Voilà, en définitive, ce qu’on attend d’un restaurant qui facture 300€ un dîner pour deux personnes : un excellent souvenir et aucune fausse note. L’atelier n’a pas failli à sa réputation, je vous le recommande les yeux fermés pour un dîner en amoureux.
La cuisine est théatralisée. Joël Robuchon souhaitent que ses convives goûtent aussi ce qui se déroule en cuisine.
Type de cuisine : gastronomique modernisée et simplifiée dans ses codes
Ambiance : rive droite pour la déco, internationale pour la clientèle
Prix/plaisir : nul/correct/bon/excellent
Visites : une fois en juin pour dîner
La cuisine de Joël Robuchon peut désarmer non par sa complexité mais bien par sa simplicité, qui n’est qu’apparente. Elle nous rappelle à bon escient que la belle cuisine c’est avant tout un beau produit, le respect dans sa préparation, un bon assaisonnement, une cuisson parfaite, une belle exécution et enfin un dressage qui vous offre visuellement le plaisir que vous aurez à déguster. Le reste n’est pas uniquement de la littérature mais à mes yeux cela constitue l’identité propre de chaque restaurant qui elle, est soumise à l’appréciation subjective de chacun.

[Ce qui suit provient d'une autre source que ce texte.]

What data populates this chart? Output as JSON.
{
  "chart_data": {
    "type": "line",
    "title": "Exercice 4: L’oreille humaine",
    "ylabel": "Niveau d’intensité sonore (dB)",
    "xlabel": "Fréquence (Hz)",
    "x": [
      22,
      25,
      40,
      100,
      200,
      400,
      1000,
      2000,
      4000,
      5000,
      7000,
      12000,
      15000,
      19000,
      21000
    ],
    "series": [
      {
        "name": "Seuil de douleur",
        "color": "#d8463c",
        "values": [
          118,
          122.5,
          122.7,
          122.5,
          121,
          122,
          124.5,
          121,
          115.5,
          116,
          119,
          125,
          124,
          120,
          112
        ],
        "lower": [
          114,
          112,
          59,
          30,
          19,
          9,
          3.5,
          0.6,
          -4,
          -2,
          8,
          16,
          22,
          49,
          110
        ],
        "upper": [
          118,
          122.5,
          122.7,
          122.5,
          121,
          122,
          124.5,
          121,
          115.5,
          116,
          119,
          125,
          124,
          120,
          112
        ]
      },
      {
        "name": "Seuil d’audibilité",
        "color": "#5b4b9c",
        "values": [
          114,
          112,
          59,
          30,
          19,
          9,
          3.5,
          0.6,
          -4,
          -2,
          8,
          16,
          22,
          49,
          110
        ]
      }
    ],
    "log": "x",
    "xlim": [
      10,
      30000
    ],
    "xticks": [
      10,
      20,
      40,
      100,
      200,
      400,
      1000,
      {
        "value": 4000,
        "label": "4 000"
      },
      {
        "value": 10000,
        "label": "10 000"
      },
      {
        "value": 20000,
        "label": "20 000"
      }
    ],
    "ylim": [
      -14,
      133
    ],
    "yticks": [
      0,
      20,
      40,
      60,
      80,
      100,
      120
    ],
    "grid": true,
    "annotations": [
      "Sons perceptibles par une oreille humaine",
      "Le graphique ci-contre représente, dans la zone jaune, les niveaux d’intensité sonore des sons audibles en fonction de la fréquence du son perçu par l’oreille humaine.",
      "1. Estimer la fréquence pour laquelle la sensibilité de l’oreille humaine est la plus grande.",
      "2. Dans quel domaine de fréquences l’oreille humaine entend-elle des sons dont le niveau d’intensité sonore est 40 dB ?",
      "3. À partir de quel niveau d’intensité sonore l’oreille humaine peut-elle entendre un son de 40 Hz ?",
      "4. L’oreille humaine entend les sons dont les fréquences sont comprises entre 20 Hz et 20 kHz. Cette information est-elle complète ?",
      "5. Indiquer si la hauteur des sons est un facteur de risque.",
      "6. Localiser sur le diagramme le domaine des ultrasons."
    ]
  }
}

A ma droite un groupe de new yorkais qui revenait d’une thalasso à « kibrwon en brotagne », avec qui j’ai devisé des bénéfices comparés de l’asperge blanche vs l’asperge verte pour finir par la question de tout Américain à Paris : faut-il « tipper » et si oui de combien ? Vaste sujet que je ne prendrai pas le risque d’aborder ici au risque de me froisser avec mon million de lecteurs. A ma gauche, un groupe de copains qui fêtait une naissance et à qui ma femme a par inadvertance emprunté quelques tranches de lomo, croyant apparemment que la maison offrait des assiettes de charcuterie à tous ses clients. Le mal étant fait, nous avons devisé vins et spiritueux avec ces convives particulièrement charmants et généreux. Une excellente soirée en perspective donc, pour peu que l’on apprécie de rencontrer et converser de ce qu’on mange, c'est-à-dire être Français.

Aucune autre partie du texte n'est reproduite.